Download A History of the University of Cambridge: Volume 2, 1546-1750 Book in PDF, Epub and Kindle

This volume brings to completion the four-volume A History of the University of Cambridge, and is a vital contribution to the history not only of one major university, but of the academic societies of early modern Europe in general. Its main author, Victor Morgan, has made a special study of the relations between Cambridge and its wider world: the court and church hierarchy which sought to control it in the aftermath of the Reformation; the 'country', that is the provincial gentry; and the wider academic world. Morgan also finds the seeds of contemporary problems of university governance in the struggles which led to and followed the new Elizabethan Statutes of 1570. Christopher Brooke, General Editor and part-author, has contributed chapters on architectural history and among other themes a study of the intellectual giants of the late seventeenth and early eighteenth centuries.
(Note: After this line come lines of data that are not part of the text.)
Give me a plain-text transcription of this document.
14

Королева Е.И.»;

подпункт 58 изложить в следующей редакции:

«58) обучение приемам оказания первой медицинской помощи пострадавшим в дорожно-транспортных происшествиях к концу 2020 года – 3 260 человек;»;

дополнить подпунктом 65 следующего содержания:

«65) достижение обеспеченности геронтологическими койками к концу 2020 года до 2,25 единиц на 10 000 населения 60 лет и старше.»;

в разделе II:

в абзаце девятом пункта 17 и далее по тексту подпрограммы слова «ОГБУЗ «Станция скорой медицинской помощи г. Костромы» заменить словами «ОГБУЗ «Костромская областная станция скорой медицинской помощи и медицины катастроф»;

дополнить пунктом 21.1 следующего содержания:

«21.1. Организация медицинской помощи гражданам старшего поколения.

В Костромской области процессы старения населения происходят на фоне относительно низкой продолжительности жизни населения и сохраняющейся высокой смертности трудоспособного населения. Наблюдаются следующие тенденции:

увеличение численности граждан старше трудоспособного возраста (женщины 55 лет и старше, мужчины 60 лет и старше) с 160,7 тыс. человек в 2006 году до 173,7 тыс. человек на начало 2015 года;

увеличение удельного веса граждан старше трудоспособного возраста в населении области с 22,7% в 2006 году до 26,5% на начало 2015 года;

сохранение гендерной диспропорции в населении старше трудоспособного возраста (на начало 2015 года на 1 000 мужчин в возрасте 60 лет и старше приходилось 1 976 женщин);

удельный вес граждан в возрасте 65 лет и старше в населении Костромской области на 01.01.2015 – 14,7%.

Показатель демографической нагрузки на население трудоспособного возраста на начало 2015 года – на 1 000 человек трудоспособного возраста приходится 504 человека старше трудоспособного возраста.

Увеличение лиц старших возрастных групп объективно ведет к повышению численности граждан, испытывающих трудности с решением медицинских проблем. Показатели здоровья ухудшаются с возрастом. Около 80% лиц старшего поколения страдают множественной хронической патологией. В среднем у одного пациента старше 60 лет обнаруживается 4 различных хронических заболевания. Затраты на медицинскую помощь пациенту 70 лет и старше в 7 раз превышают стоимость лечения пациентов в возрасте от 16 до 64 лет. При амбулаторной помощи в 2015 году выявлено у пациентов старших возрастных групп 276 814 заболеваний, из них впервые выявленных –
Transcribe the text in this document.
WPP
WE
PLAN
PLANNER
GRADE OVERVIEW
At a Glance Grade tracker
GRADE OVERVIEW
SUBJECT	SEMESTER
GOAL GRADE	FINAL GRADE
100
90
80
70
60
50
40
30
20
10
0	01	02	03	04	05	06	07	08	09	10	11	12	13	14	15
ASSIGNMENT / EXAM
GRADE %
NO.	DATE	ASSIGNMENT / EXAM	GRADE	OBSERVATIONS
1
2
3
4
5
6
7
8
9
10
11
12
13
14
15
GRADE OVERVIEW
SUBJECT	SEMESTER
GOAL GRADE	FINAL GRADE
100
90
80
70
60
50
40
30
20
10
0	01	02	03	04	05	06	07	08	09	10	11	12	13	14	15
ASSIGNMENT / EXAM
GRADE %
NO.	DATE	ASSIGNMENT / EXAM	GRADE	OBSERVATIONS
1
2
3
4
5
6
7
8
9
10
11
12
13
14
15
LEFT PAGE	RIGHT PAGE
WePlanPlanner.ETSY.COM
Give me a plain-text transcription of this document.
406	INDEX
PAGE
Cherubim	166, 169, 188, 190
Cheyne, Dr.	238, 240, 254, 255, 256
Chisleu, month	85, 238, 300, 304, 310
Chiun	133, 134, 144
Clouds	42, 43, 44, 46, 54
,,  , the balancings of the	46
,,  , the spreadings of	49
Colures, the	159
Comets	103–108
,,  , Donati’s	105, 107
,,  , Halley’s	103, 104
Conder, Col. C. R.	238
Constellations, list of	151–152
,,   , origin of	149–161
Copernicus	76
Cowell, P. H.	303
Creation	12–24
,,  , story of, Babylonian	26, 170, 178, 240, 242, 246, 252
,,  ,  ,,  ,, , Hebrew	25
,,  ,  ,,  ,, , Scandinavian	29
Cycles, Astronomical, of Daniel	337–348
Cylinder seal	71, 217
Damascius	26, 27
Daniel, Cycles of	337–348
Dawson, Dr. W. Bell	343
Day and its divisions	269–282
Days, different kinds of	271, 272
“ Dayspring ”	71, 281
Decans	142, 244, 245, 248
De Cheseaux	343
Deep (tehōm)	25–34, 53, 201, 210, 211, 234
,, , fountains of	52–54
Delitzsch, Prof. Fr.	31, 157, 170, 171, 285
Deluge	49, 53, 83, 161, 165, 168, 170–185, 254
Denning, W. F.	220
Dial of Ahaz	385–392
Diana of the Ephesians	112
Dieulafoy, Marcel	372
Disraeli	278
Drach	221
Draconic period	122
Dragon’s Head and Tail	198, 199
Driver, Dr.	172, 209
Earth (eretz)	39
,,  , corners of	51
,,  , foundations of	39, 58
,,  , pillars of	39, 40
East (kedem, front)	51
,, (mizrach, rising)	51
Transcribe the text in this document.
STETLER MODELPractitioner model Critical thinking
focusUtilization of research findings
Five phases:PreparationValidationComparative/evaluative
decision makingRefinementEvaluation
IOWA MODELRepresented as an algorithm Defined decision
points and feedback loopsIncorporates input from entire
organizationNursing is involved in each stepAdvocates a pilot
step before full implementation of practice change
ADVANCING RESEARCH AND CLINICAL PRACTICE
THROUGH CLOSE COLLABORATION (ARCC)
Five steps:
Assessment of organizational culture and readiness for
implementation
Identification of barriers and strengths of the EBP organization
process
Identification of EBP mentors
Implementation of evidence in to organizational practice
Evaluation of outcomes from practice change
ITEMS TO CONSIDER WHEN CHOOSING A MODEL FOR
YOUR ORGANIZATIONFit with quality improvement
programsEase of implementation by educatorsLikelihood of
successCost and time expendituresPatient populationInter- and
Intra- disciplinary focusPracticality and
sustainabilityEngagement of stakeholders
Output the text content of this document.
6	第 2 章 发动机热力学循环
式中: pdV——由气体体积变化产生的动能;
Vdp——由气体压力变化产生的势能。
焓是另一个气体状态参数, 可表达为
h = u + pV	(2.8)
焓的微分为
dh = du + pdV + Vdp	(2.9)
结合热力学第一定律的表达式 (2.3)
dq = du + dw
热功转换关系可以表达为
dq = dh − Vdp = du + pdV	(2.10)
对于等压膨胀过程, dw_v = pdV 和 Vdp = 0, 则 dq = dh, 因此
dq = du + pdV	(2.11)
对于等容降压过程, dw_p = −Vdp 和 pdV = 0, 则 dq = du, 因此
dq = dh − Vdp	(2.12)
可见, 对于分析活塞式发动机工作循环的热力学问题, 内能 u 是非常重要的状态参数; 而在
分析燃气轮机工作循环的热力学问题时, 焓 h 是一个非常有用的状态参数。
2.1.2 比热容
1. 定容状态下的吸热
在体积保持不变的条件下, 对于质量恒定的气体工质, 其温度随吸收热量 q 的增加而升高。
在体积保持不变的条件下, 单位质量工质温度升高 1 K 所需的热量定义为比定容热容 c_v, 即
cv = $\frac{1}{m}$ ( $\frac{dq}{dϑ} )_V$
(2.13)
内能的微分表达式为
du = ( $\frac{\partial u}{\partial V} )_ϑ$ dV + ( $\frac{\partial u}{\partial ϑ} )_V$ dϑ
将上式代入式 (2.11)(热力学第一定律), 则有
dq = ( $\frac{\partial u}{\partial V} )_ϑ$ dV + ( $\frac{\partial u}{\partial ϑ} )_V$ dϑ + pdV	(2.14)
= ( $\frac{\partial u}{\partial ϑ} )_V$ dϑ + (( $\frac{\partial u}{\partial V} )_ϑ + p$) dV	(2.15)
The University of Cambridge

The University of Cambridge
Author: G.R. Evans
Publisher: Bloomsbury Publishing
Total Pages: 400
Release: 2004-06-25
Genre: History
ISBN: 085773024X

Download The University of Cambridge Book in PDF, Epub and Kindle

The intertwined stories of the great English 'Varsity' universities have many colourful aspects in common, yet each also boasts elements of true distinctiveness. So while the histories of Oxford and Cambridge are both characterised by seething town and gown rivalries, doctrinal conflicts and heretical outbursts, shifts of political and religious allegiance and gripping stories of individual heroism and defiance, they are also narratives of difference and distinctiveness. G R Evans explores the remarkable and unique contribution that Cambridge University has made to society and culture, both in Britain and right across the globe, and will subsequently publish her history of Oxford University to complete a major new history of the two universities. Ranging across 800 years of vivid history, packed with incident, Evans here explores great thinkers such as John Duns Scotus - the 13th century Franciscan Friar who gave his name his name to 'dunces' - and celebrates the extraordinary molecular breakthroughs of Watson and Crick in the 20th century. Moving from the radical new thinking of the Cambridge Platonists and the brilliant scientific discoveries of Isaac Newton to the discovery of the Double Helix and the notorious 'Garden House Hotel Riot' of 1970, the book is published to co-incide with the 800th anniversary of the University's foundation in 1209. The first short history of its kind, it will be a lasting and treasured resource for all Cambridge alumni/ae.